Much of what was proposed by the Commission was a long time coming and to some degree reflects common understanding with the Council. For instance, the proposals include carving out the contentious investment dispute settlement mechanisms from FTAs to ensure a faster and simpler ratification process – by a qualified majority of the Council and a simple majority in the European Parliament, and thus sidestepping the need for ratification by national and regional parliaments. Future FTA negotiations will also be as much on exporting EU environmental and social standards, data protection and food safety requirements, as it will be on exporting goods and services. These proposals will probably reduce the areas for disagreement between member states over the scope and content of future EU FTAs and strengthening the Commission’s hand and credibility in future trade negotiations.
More interesting – and arguably controversial for the Council – was the Commission’s announcement that it will now publish draft FTA negotiating mandates before they are assessed by Council.
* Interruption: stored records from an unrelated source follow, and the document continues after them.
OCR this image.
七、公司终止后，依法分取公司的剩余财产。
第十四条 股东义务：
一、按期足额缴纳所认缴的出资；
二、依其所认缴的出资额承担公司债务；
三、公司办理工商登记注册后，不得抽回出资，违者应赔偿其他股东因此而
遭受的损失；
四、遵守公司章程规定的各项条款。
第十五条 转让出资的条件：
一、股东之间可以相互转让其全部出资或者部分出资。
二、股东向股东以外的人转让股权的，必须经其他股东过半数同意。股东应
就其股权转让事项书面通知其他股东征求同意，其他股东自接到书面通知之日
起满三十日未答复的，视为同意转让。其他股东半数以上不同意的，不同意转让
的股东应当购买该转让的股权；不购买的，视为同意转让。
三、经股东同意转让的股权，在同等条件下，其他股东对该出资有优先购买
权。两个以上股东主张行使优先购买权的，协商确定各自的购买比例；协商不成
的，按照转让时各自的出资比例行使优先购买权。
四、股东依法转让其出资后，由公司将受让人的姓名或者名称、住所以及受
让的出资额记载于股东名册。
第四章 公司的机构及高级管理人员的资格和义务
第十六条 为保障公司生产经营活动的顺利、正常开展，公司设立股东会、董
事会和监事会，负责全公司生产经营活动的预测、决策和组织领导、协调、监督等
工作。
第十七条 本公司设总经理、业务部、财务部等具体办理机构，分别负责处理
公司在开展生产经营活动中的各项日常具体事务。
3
While it may look like a small process point, this will have been received by member states as a bid by the Commission for more influence over the content of future deals by forcing member states to publicly revise the scope of deals. It could well work, given the Council’s dislike of publicly debating to scope of any liberalisation.
For the Commission, greater transparency is also about shifting some of the responsibility to EU capitals of defending the EU’s trade policy agenda with EU voters. This idea was already floated in the options in Trade Commissioner Cecilia Malmström’s 2015 trade policy strategy paper in the face of the public opinion backlash against the EU-US TTIP negotiations. At the time, the Commission had pushed hard to publish the negotiating mandate but was opposed by member states, which were understandably reluctant to take their fair share of the public outcry. While the proposal will very likely have irked member states, the reality is that there is not much the Council can do, short of publicly opposing greater transparency and public accountability in EU institutions.